ABC News By
Bopha Phorn ,10/2/18
Go to https://abcnews.go.com/amp/US/dozens-endangered-baby-sea-turtles-hatched-york-city/story?id=58229791
for video of release
In a
miniature display of mass determination, 96 rare baby sea turtles hatched and
crawled to the ocean from their nest on a New York City beach this
week, according to the National Park Service.
The most
endangered and the smallest species of sea turtles, known as Kemp's ridley sea
turtles, crawled out to sea on the Rockaway Peninsula in Queens on Friday in
what experts said was an unprecedented phenomenon.
"This
is the furthest north [a Kemp's ridley sea turtle nest has ever been
documented], so it's very unusual that this turtle came to a beach in Queens,
New York to nest,” Patti Rafferty, chief of resource stewardship for Gateway
National Recreation Area, a 26,000-acre U.S. National Park Service area in New
York and New Jersey, told ABC News.
“This isn't
where she would usually come to nest, and then for the eggs to actually
successfully hatch.
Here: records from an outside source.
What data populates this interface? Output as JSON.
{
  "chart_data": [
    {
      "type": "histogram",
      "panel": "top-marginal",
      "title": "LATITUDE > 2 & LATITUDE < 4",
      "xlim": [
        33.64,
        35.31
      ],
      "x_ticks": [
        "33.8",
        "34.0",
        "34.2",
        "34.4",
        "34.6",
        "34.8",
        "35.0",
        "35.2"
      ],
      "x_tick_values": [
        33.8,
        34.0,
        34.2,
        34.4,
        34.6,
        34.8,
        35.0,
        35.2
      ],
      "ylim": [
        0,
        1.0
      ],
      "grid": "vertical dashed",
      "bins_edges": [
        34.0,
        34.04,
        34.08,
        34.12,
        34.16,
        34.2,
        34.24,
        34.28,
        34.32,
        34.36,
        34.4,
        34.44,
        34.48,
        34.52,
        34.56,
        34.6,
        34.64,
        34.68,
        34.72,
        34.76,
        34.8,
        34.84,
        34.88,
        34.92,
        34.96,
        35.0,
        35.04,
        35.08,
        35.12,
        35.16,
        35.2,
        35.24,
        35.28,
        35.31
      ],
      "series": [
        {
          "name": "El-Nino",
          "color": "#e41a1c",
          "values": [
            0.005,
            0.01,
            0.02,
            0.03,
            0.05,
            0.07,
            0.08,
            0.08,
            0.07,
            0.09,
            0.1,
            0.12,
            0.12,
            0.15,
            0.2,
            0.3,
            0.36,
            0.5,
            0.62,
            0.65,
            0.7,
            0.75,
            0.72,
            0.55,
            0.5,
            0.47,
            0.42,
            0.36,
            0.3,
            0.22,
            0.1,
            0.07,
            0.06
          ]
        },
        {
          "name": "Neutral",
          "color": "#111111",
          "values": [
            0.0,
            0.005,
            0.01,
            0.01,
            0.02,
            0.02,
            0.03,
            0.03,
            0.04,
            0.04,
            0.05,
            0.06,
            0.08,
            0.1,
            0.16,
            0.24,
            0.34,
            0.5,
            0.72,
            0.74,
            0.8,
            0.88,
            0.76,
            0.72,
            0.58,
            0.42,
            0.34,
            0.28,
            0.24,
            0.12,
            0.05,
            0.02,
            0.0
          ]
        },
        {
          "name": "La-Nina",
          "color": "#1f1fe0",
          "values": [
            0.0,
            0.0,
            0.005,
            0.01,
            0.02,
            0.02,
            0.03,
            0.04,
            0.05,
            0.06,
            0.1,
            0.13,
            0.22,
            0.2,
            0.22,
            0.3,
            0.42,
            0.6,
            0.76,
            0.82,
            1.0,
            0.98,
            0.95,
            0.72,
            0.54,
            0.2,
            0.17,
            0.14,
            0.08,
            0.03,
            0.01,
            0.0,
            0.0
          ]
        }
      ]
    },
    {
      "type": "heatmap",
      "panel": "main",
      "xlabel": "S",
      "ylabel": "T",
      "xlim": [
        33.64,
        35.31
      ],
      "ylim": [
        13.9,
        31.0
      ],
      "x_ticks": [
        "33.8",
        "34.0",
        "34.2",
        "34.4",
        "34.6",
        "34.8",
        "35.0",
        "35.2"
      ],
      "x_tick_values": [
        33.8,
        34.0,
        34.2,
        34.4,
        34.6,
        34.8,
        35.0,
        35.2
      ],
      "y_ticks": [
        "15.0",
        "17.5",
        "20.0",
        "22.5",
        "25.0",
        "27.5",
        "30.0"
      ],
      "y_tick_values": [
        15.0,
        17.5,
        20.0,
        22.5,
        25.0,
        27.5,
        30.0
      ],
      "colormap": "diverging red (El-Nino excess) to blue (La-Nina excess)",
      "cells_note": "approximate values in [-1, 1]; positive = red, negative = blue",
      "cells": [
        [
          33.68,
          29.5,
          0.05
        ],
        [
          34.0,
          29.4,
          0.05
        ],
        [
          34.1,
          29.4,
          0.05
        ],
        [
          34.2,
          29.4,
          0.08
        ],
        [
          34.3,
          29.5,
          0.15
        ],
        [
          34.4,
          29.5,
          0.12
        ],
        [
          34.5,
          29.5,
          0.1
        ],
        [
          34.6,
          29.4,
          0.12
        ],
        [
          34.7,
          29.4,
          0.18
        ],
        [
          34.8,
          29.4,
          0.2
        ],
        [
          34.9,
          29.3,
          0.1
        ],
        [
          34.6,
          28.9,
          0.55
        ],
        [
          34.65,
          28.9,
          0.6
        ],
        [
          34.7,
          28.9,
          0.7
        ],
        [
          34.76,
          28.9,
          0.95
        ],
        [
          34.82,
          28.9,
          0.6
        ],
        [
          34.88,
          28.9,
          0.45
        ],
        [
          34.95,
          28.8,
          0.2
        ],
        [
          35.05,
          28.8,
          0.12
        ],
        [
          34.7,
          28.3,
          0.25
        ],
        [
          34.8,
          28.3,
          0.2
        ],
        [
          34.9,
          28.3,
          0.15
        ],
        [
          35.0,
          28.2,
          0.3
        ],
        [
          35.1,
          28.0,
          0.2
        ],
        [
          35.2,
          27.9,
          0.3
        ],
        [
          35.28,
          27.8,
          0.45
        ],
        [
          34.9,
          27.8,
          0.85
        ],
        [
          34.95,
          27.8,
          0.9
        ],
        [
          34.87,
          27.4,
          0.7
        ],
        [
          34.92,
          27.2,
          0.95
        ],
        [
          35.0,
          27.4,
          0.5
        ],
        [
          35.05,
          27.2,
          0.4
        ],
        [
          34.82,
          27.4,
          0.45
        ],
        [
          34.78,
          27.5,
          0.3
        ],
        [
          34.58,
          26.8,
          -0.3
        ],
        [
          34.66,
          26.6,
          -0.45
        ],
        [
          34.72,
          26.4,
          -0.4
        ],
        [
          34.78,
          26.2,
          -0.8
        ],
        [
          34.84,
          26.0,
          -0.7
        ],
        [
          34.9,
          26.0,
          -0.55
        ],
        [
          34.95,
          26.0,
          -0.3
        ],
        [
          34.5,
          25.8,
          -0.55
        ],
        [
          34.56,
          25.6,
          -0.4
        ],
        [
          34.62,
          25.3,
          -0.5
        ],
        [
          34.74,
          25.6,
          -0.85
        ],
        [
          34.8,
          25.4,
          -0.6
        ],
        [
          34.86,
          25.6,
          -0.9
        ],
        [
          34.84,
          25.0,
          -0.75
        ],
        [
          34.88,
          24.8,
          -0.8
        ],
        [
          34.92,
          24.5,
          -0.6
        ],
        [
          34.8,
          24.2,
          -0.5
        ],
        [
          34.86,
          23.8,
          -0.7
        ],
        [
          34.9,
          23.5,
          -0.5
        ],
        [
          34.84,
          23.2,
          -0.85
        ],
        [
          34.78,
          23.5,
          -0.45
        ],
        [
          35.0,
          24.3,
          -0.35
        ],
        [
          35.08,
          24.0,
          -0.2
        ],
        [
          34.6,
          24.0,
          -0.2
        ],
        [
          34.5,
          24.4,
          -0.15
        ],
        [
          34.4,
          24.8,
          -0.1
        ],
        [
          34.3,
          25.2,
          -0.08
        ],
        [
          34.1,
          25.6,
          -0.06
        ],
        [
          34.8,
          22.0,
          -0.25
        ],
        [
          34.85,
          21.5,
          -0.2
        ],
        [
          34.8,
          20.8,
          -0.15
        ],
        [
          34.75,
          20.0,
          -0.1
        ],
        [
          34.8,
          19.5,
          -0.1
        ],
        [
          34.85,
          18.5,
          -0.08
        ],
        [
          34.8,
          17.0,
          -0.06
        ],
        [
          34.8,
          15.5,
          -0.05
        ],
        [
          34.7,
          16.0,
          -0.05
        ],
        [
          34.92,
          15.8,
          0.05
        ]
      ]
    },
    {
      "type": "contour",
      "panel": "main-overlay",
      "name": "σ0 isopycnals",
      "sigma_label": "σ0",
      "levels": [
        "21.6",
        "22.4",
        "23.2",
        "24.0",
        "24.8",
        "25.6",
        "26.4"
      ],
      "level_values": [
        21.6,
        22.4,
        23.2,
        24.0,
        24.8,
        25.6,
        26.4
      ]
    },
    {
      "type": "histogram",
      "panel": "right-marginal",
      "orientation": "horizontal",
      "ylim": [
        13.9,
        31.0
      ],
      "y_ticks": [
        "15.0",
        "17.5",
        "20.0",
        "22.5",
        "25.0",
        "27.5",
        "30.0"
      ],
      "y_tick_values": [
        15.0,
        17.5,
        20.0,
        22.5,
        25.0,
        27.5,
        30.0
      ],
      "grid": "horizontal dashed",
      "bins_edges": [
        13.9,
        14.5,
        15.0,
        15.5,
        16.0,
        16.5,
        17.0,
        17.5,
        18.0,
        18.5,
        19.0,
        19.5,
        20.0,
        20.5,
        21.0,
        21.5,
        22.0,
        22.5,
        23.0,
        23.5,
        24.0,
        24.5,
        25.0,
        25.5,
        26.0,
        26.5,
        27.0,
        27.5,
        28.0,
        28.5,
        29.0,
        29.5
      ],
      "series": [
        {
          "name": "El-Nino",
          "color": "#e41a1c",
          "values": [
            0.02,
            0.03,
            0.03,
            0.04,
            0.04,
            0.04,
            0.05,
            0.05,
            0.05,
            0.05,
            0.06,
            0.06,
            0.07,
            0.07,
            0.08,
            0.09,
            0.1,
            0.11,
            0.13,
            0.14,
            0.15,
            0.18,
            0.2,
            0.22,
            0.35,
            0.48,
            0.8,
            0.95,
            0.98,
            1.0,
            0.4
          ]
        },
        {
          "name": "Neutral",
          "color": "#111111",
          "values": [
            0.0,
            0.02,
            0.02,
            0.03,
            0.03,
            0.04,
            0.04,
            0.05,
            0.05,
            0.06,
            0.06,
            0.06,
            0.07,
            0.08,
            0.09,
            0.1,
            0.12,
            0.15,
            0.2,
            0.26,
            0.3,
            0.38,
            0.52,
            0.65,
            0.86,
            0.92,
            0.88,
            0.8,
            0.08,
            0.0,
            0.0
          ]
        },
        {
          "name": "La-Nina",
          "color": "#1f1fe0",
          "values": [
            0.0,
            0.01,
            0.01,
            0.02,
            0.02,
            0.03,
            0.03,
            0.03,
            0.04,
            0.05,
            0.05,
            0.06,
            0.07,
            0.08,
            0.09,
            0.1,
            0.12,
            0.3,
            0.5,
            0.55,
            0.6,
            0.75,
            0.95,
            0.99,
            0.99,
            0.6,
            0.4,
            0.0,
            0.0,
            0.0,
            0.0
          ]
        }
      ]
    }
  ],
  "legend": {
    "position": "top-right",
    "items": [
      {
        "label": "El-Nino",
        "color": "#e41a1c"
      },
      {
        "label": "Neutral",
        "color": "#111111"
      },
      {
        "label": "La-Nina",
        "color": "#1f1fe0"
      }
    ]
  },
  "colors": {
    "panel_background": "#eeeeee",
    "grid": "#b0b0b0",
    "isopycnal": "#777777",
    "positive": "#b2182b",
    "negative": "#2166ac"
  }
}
It's a pretty amazing thing,” she said.
Ninety-six
of the world's most endangered sea turtles hatched and crawled onto a beach on
New York's Rockaway Peninsula in September, 2018.
A female
Kemp’s ridley sea turtle crawled up the beach on the Rockaway Peninsula and
built a nest in mid-July, according to Rafferty.
National
Park Service (NPS) workers excavated the nest to save it from extreme high
tides. Staff were able to save and incubate 110 eggs. Of those, ninety-six have
hatched and crawled back to the sea.
Kemp's
ridley sea turtles are mainly found in the Gulf of Mexico, according to an NPS
statement.
“Juveniles,
probably carried by currents, can be found as far north as Nova Scotia along
the Atlantic Coast,” Rafferty said in the statement, noting that fishing and
human activities are the main causes for the decline in the population of this
species of sea turtles.
“It has a
very low population, and so a very low population relates back to harvesting
the turtle for food or harvesting the eggs for food,” Rafferty said.
The lights
associated with development are particularly problematic for female sea turtle
who come ashore to lay a nest. Female turtles will avoid well-lit beaches and
lights disorient hatchlings.
The Kemp’s
ridley sea turtle was listed in the United States as endangered in 1970.